KASM
- Albany, Minnesota; United States;
- Frequency: 1150 kHz (HD Radio via KDDG-HD2)
- Branding: 1150 AM KASM

Programming
- Format: News/Talk

Ownership
- Owner: Lucas Carpenter; (Crystal Media Group, LLC);
- Sister stations: KDDG, WQPM, KLCI, WLKX, KBGY

History
- First air date: November 20, 1950

Technical information
- Licensing authority: FCC
- Facility ID: 33464
- Class: D
- Power: 2,100 watts (day) 21 watts (night)
- Transmitter coordinates: 45°37′53″N 94°36′0″W﻿ / ﻿45.63139°N 94.60000°W
- Translator: 107.7 K299BT (Albany)

Links
- Public license information: Public file; LMS;
- Webcast: Listen Live
- Website: www.mykasm.com

= KASM =

Radio station in Albany, Minnesota

KASM (1150 AM) is a radio station licensed to serve Albany, Minnesota, United States. The station, established in 1950, is currently owned by Lucas Carpenter, through licensee Crystal Media Group, LLC.

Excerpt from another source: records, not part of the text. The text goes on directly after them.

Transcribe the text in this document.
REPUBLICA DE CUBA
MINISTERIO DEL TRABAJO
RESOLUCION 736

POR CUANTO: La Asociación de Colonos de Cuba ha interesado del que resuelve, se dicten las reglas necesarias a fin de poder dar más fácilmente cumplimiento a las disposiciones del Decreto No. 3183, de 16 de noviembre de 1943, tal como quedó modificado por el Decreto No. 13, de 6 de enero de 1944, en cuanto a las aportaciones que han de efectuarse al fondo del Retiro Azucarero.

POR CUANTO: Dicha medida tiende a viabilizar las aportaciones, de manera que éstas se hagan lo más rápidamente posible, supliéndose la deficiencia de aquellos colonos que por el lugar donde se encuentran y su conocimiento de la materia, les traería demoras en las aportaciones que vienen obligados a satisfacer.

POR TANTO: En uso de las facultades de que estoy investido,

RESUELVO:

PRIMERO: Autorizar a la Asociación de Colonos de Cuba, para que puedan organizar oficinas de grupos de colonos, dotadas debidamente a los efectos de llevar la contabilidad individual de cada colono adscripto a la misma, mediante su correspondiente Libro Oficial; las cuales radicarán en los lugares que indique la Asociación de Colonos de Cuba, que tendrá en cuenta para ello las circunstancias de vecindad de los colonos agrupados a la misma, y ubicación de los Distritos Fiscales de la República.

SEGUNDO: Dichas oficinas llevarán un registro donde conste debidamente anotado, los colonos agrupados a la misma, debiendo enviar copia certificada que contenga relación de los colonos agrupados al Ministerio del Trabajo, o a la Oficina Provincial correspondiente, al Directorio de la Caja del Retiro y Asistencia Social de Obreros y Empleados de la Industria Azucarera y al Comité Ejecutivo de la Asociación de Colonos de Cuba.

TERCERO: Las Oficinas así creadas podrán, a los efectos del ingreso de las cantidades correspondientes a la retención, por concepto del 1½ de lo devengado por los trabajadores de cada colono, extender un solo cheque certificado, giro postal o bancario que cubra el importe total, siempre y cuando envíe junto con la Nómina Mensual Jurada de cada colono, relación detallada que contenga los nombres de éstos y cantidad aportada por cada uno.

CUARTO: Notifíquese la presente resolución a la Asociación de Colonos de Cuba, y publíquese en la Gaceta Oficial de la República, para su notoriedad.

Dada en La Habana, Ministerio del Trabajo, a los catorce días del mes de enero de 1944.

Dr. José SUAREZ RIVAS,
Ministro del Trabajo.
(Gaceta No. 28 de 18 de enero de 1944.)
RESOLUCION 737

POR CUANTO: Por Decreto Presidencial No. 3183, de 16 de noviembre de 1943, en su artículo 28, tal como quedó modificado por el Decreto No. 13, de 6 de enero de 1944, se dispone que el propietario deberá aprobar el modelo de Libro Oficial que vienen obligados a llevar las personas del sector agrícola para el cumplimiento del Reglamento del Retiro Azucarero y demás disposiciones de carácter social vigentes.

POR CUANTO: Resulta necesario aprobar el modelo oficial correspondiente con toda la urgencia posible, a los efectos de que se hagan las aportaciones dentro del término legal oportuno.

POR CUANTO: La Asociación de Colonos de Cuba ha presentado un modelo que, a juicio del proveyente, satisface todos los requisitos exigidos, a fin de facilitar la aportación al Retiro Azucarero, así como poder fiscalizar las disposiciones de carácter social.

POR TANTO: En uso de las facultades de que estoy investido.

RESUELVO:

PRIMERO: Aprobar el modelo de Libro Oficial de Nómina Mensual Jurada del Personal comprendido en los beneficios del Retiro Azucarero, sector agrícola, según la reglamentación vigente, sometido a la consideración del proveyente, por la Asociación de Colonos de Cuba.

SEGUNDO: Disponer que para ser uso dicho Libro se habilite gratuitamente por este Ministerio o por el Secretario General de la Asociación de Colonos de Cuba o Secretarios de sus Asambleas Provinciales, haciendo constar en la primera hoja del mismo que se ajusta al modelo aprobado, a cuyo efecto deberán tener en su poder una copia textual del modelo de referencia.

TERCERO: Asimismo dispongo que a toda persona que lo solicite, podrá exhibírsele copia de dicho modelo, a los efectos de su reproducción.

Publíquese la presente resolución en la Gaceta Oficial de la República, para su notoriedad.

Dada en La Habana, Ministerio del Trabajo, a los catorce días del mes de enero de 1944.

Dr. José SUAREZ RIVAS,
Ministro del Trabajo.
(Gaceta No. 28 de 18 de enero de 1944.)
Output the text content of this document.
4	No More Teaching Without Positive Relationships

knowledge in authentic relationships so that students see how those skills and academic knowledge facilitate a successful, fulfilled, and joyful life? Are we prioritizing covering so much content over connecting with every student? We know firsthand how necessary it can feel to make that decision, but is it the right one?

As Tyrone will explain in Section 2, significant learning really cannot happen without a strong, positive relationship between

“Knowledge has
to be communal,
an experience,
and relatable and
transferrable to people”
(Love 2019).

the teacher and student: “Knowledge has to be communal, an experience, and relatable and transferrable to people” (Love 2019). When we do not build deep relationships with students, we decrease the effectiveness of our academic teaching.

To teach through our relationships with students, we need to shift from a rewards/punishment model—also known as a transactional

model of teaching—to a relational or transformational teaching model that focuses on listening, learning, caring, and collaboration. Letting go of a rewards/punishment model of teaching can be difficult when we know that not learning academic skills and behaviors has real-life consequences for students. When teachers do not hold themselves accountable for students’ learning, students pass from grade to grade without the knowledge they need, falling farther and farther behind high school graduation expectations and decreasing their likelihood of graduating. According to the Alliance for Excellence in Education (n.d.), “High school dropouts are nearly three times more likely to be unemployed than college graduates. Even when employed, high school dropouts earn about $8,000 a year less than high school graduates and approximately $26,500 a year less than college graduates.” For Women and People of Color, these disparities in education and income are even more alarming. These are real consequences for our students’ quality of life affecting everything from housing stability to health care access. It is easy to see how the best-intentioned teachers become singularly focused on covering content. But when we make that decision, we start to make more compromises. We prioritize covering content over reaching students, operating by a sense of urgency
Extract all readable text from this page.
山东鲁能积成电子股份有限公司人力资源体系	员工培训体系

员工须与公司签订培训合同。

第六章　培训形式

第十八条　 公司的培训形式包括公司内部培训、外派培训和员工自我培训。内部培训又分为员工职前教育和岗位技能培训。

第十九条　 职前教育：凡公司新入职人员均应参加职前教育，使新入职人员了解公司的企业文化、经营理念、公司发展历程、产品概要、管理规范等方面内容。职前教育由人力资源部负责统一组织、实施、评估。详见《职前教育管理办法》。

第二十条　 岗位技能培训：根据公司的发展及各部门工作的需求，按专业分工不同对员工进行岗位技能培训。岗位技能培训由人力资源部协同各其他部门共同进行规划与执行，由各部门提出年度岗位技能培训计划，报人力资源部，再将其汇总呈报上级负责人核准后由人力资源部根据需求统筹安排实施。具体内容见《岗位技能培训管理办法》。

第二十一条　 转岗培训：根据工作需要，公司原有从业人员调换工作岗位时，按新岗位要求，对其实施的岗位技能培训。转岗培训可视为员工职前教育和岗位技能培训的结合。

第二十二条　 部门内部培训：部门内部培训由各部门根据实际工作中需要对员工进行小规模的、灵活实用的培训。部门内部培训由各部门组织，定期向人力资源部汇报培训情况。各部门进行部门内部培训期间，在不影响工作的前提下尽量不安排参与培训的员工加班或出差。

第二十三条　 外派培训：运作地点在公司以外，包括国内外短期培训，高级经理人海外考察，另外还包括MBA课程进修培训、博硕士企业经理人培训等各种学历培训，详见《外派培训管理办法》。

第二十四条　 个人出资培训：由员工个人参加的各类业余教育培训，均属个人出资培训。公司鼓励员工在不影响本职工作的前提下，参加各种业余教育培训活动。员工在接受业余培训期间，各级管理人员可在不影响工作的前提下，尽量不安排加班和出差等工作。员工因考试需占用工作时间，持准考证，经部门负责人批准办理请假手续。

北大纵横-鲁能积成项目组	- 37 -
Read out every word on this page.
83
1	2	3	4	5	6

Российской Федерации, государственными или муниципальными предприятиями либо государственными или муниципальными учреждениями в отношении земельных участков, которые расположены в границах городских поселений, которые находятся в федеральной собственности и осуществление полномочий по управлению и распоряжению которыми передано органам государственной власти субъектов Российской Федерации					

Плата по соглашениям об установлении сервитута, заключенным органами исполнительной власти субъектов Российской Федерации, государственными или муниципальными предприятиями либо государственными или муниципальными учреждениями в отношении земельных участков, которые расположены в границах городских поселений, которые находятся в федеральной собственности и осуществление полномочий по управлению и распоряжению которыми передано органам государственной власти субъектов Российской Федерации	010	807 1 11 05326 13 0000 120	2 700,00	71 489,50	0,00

KASM broadcasts a news-talk radio format. It receives reports from Brownfield Ag News network and the Minnesota Farm Network. It also carries Albany High School Huskies boys' and girls' athletics, including football, basketball, and hockey.

==History==
KASM is a "heritage" radio station that officially signed on the air on November 20, 1950, licensed to Albany, Minnesota.
For several decades, the station was owned and operated by the Wester family. However, in 2023, the station was acquired by Crystal Media Group, LLC, led by Lucas Carpenter. A central figure in KASM's history was Cliff Mitchell, who served as the station's Farm Director for 50 years, beginning in 1952. Mitchell was legendary for his 2:00 a.m. wake-up calls and his presence on programs like the "Dairyland Quiz" and "Party Line." His work helped KASM develop its unique identity as "The Dependable Neighbor."